Set in Mumbai, the novel tells the story of Lakshmi, an online writer, who kidnaps a journalist named Placid Hari after a drunken party because she believes he had raped her 16 years ago. But Placid Hari turns out to be the wrong guy. The day after the abduction, Lakshmi and Hari, both Malayalee migrants from Kerala, are taken hostage by some terrorists during a siege. The unfolding drama of terror alters the course of their life.
"The book is about a self-important, faintly alcoholic journalist fleeing the Kerala insecurities. He is running away from the maternal neurosis inherited from his mother's side, a circumscribed existence that is the Kerala way of living. It is a comical critique of the society we live in," Surendran told IANS in an interview.
Published by Harper-Collins India, Surendran's second novel was released here on Wednesday.
His first book, An Iron Harvest, a tale of Naxalism in Kerala, was published in 2006. His collections of poetry include Gemini II, Posthumous Poems, Canaries on the Moon and Portraits of the Space We Occupy.
Surendran describes Kerala as "the cartoon land of communism".
"Fully-grown Keralites talk Marx, Mao, Lenin and Stalin as if the august personalities had just got up and left their favourite parlour chairs for a walk.
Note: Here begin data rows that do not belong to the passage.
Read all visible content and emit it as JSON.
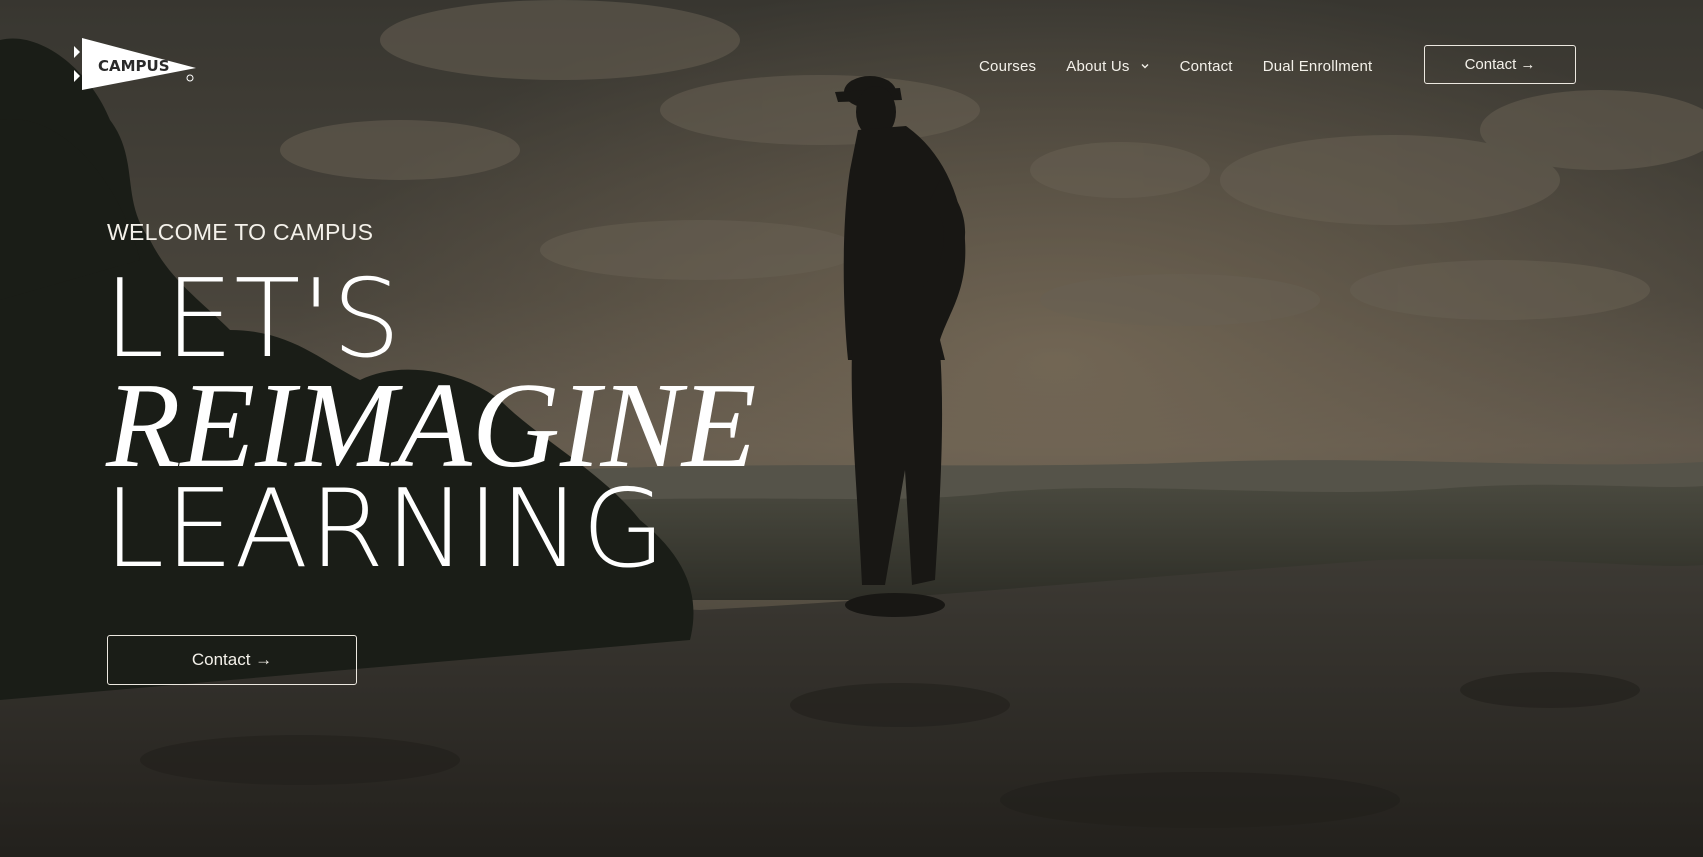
{
  "brand": {
    "logo_text": "CAMPUS",
    "registered_mark": "®"
  },
  "nav": {
    "items": [
      {
        "label": "Courses",
        "has_dropdown": false
      },
      {
        "label": "About Us",
        "has_dropdown": true
      },
      {
        "label": "Contact",
        "has_dropdown": false
      },
      {
        "label": "Dual Enrollment",
        "has_dropdown": false
      }
    ],
    "cta_label": "Contact →"
  },
  "hero": {
    "eyebrow": "WELCOME TO CAMPUS",
    "headline_line1": "LET'S",
    "headline_line2": "REIMAGINE",
    "headline_line3": "LEARNING",
    "cta_label": "Contact →"
  },
  "icons": {
    "logo": "pennant-logo-icon",
    "dropdown": "chevron-down-icon"
  },
  "colors": {
    "text": "#f4f1ea",
    "overlay": "#141210"
  }
}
And fantastically enough, the imprint of their posteriors was hot and clear on the cushions for the believers to see and marvel at - and perhaps to inhale - as part of an exercise in nostalgia - the vinegar vapours of revolution," he said.
"To flee from the fictive place, (my hero) Placid rode that train like a rodeo for 51 hours, detour in universal chaos (out of Kerala)," Surendran said, quoting from his book.
Hari does not "want to be ensnared by the parochialism of thought".
"Placid Hari has this misplaced idea that he is a writer. He comes to Mumbai to prove himself as a journalist. But there is a sense of failure in him that Hari tries to compensate by being the self-appointed crusader of the low life in Bombay. It blinds him to other things - he becomes insensitive," Surendran said, using his protagonist as a metaphor to explore the psyche behind the unchecked migration from his native state.
According to Surendran, Kerala neuroses - "the syndrome of running away from the parochialism of thoughts and circumscribed existance" - is found "in Uttar Pradesh, one of the most brutal states, Madhya Pradesh and generally across India".
The title of the book, Lost and Found has a sociological import, Surendran said.
"The story is about the lost and found motif in our lives. Indians lose hell of a lot, but they find what they have lost. Most often they find something else but an inadequate substitute. There is a consistent leitmotif in Hindi movies of separation - children, son, mother brothers. The streak comes from a certain rooted reality of the 1.5 million people who were separated during partition. The matches (matching identities), identification of lockets, the constant recovery of lost things much later in life is also a strong current in Indian cinema," Surendran said.
So what are the reasons behind the spurt in English writing in Kerala in the last decade?
"Desperation of the people who live in Kerala to flee the indigenous neuroses has prompted the growth in English writing in the state. They escape through the language.
"I see language as a means of running away from oneself and taking refuge. Most of the new writers cannot express themselves in Malayalam because it exposes them," Surendran said.
But English was a more open language, exposed to all kinds of madness in the world, the writer observed.